The slight decline in the headline growth target is echoed throughout the government’s planning. The target for fixed asset investment, for example, is growth of 9%. Last year’s target was 10.5% and the actual growth rate in 2016 was 8.1%. Retails sales, for take another example, is projected to show a slight dip to 11%. The government’s target for its fiscal deficit remains unchanged at 3% of GDP. Last year the budget deficit actually ran at a 3.8% rate.
Ratcheting down the growth target, even slightly, in the run up to the end of the year Communist Party congress that will ratify a second five-year term in office for President Xi Jinping is a sign, in my opinion, of how firmly in control Xi is. He can afford to back off a little on growth in favor of reining in the housing and banking sectors because he has so firmly grabbed control of the power structures of China’s government and economy.
But Xi remains a very cautious and conservative leader who doesn’t show signs in this plan of risking very much in order to reform China’s economy. Growth in China’s economy remains lashed to government spending on infrastructure and other fixed assets. China spent more than $10.8 trillion on infrastructure from 2006 to 2015, Bloomberg calculates. And that spending doesn’t show any signs of slowing down. Outlays for roads, airports, ports, railways, and other infrastructure projects climbed 17.4% in 2016. That’s a troubling increase in the context of any economy that grew by “just” 6.7%. Gaining solid information on the real rate of growth in China is always a tough job but the consensus among economists is that China is getting less economic growth for its infrastructure yuan than it used to.

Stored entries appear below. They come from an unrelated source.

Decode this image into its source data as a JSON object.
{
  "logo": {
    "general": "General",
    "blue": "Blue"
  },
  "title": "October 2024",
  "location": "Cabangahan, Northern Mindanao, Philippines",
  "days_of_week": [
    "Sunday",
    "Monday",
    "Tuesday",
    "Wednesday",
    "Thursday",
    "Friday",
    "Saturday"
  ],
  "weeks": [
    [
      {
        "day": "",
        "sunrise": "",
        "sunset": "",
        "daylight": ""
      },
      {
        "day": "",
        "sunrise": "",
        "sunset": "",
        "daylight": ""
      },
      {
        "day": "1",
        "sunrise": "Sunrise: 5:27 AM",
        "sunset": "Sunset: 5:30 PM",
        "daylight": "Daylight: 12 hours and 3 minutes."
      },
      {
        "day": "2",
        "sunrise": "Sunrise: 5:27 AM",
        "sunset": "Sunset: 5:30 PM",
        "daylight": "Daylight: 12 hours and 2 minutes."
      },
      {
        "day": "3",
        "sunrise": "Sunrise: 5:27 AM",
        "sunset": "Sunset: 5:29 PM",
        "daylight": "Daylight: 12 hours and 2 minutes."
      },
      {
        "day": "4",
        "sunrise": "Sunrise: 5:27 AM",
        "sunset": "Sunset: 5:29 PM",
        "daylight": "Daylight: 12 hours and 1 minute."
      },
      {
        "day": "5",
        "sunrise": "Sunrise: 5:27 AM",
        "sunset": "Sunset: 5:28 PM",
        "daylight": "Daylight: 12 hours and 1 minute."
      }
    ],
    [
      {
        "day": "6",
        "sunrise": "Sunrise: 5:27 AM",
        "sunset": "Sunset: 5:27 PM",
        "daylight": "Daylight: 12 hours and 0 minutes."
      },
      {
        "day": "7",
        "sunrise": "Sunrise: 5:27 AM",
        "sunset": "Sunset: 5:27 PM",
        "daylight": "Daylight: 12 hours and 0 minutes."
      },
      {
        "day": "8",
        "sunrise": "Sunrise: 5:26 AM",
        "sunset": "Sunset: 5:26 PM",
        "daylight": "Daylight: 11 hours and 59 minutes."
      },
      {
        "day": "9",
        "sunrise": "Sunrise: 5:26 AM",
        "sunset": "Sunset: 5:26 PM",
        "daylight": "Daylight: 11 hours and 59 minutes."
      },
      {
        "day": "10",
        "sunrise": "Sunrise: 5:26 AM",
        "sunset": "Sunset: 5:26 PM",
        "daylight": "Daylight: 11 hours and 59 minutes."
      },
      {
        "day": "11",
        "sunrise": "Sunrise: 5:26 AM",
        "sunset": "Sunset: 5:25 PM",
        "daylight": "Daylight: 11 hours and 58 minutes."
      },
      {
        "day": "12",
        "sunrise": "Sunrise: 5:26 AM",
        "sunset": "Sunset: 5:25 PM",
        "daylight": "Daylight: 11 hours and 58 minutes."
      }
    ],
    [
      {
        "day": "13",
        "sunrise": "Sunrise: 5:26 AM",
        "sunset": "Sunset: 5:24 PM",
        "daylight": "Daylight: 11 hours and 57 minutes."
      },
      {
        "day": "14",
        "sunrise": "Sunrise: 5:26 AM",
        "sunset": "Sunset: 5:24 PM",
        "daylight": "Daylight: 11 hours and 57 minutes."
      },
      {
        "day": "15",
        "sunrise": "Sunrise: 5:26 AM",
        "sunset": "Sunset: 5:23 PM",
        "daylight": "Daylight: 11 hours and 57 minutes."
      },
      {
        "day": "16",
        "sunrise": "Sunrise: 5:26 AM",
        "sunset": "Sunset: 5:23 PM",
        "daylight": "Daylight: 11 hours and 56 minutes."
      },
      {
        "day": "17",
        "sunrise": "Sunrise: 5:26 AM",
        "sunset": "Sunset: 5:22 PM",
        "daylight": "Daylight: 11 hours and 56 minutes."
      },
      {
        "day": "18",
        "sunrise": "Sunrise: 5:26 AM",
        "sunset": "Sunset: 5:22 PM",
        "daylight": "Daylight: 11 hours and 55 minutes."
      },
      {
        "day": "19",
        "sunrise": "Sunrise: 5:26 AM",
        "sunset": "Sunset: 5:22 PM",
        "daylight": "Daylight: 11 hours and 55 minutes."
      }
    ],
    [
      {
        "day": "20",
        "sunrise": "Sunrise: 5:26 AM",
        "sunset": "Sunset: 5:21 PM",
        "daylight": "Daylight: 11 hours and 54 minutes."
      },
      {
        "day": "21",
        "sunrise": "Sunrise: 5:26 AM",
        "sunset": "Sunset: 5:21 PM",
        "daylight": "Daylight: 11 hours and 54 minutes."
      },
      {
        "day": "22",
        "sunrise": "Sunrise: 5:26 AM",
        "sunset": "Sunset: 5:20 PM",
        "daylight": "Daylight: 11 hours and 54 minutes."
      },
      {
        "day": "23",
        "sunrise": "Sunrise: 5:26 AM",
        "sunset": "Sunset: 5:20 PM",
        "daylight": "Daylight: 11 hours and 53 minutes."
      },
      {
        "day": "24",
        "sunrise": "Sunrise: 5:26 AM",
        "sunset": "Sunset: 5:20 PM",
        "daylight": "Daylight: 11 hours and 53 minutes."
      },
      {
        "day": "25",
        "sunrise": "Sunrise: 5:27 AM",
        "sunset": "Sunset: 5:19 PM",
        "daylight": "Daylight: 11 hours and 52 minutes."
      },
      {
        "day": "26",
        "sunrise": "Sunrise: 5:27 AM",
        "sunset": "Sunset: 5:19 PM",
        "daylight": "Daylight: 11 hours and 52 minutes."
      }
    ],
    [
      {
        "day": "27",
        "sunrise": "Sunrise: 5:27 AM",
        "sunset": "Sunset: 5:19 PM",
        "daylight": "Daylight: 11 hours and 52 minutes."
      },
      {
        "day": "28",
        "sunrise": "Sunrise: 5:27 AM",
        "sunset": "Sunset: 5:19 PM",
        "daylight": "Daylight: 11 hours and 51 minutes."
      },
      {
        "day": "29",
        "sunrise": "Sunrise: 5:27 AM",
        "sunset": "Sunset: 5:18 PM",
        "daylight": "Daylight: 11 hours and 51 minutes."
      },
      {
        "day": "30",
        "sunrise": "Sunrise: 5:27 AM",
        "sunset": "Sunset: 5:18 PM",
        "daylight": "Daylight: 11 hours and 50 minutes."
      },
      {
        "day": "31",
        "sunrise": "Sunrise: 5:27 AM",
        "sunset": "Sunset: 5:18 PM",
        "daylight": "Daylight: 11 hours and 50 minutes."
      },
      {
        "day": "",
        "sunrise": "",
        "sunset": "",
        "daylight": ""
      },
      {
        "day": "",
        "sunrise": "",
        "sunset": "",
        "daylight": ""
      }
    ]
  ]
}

Which is a problem given the high levels of debt that all this spending has pushed onto China’s balance sheets. Total debt was about 260% of GDP in 2016, up from about 160% in 2008, according Bloomberg. In the past in other countries that level of debt and that kind of increase has served as the lead in to a financial crisis. China’s economic system isn’t like that in most countries, I grant you, but that doesn’t make China immune from the pressures of rising debt.
One place I’d expect to see those pressures manifest themselves in 2017 is in the value of the yuan. If China has to keep its export-driven economy running as fast as it can, and if individual Chinese and foreign investors and traders worry about the foundations of China’s economy, I’d expect the yuan to remain under pressure in 2017 and for the People’s Bank to have to continue to spend down foreign exchange reserves to keep the decline of the yuan orderly.